Thus was a vote on an amendment by Rep. John Dingell (D-MI) that would have increased funding provided by an agriculture bill for the Food and Drug Administration (FDA) by $49 million. This amendment was offered to legislation providing annual funding for Agriculture Department programs.
Dingell argued that the FDA needed additional funding to guard against outbreaks of food-borne illness: “The amendment sees to it that Food and Drug has the resources it needs to do the job to protect the American people from bad food being imported into the United States. We are able to inspect less than 1 percent of the food coming into the United States. This is a positive risk to the American consuming public….We are here, by this amendment, giving Food and Drug the resources that it needs, some $49 million, to see to it that these imported foods and other foods are safe. This is extremely important. And while you might say, well, I don't know whether it is going to affect me, somebody in this country is going to get sick because bad food came in and because it kills people when that happens.”

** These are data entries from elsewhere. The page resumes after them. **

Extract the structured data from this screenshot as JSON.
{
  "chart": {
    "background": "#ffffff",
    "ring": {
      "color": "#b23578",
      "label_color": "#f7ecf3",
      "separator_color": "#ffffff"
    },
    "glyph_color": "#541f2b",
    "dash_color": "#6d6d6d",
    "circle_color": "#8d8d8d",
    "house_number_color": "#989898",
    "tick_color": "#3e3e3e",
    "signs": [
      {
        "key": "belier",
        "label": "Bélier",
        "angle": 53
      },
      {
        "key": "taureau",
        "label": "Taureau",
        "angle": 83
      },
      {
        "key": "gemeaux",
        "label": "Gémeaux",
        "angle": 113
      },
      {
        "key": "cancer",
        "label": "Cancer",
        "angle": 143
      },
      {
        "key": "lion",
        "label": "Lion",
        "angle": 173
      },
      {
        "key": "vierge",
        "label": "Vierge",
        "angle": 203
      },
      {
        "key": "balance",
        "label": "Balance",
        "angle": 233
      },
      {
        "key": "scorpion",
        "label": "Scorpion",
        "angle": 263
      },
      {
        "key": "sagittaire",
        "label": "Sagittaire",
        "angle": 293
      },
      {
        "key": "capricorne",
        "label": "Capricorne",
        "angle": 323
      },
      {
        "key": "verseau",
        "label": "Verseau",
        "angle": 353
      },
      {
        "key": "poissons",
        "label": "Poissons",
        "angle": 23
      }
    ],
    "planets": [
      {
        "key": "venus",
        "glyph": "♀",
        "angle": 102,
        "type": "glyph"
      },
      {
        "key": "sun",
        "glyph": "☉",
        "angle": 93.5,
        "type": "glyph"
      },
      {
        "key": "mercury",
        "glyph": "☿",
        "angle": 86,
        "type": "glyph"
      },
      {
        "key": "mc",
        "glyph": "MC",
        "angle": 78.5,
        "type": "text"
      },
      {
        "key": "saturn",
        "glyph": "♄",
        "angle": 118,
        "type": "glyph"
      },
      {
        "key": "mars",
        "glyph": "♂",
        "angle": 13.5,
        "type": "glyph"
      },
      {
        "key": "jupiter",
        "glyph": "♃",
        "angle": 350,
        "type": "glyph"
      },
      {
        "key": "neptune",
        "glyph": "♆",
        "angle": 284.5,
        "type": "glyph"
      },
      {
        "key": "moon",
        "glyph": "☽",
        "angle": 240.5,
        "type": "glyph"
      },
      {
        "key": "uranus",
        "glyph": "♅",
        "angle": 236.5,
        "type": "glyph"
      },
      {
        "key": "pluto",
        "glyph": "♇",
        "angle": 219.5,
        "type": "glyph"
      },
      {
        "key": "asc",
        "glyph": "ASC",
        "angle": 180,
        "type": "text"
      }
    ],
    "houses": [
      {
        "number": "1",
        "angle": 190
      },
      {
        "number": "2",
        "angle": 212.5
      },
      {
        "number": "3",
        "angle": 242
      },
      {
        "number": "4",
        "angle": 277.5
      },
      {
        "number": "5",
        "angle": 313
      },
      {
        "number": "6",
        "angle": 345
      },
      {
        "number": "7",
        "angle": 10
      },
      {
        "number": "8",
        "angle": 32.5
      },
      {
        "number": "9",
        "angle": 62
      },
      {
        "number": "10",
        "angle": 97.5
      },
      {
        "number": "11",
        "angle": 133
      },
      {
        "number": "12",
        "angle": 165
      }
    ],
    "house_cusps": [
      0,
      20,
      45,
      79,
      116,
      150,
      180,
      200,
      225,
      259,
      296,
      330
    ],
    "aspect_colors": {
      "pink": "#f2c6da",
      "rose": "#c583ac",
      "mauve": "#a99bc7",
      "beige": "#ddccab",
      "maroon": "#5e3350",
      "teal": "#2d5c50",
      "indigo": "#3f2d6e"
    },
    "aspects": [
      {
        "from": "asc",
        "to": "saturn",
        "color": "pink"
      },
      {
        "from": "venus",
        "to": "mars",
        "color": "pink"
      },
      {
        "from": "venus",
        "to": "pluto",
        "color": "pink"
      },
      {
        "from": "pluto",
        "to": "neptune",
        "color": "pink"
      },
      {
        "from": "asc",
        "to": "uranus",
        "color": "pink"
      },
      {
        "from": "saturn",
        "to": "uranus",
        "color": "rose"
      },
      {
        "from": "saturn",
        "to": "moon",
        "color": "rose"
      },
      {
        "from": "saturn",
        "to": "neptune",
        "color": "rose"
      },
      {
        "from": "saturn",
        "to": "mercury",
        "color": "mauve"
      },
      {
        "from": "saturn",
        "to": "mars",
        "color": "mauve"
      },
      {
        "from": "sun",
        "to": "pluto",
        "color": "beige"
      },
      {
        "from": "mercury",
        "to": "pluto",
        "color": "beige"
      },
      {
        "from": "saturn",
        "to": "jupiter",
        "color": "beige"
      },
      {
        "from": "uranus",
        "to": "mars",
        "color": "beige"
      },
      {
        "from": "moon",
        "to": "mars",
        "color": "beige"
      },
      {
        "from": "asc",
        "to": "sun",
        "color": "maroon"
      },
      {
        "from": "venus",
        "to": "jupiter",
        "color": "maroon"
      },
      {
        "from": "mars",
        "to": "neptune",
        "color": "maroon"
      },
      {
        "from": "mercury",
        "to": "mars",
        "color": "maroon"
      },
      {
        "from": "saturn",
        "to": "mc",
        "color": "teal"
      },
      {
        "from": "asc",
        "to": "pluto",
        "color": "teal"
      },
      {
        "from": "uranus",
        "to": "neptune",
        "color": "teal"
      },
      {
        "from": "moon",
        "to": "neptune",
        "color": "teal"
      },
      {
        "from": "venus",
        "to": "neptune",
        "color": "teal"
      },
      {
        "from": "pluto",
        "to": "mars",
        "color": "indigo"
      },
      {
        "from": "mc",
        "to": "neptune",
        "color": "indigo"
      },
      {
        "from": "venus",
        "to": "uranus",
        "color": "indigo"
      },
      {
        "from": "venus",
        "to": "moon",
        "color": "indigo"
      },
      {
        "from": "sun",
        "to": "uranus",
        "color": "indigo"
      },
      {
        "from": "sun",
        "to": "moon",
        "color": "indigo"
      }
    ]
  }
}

Rep. Jack Kingston (R-GA) opposed the amendment: “You have 311 million Americans eating three meals a day. That's 933 million meals eaten each day. That's nearly 1 billion food consumption events in our country, which is over 360 billion meals consumed. If you do the math in going back to the 48 million food-borne illnesses, according to the USDA [United States Department of Agriculture], our food safety rate is 99.99 percent. I want to address the 48 million, but what I also suggest to you is that we can spend $45 million more for FDA funding; we can spend $100 million more or we can spend $1 billion more, but I don't think you can increase this number of a 99.99 percent food safety rate…So, in these times of very tight budgets, it is very important to keep these facts in mind.”
The House rejected this amendment by a vote of 178-241. Voting “yea” were 171 Democrats and 7 Republicans. 229 Republicans and 12 Democrats voted “nay.” As a result, the House rejected an amendment that would have increased funding provided by an agriculture bill for the Food and Drug Administration (FDA) by $49 million.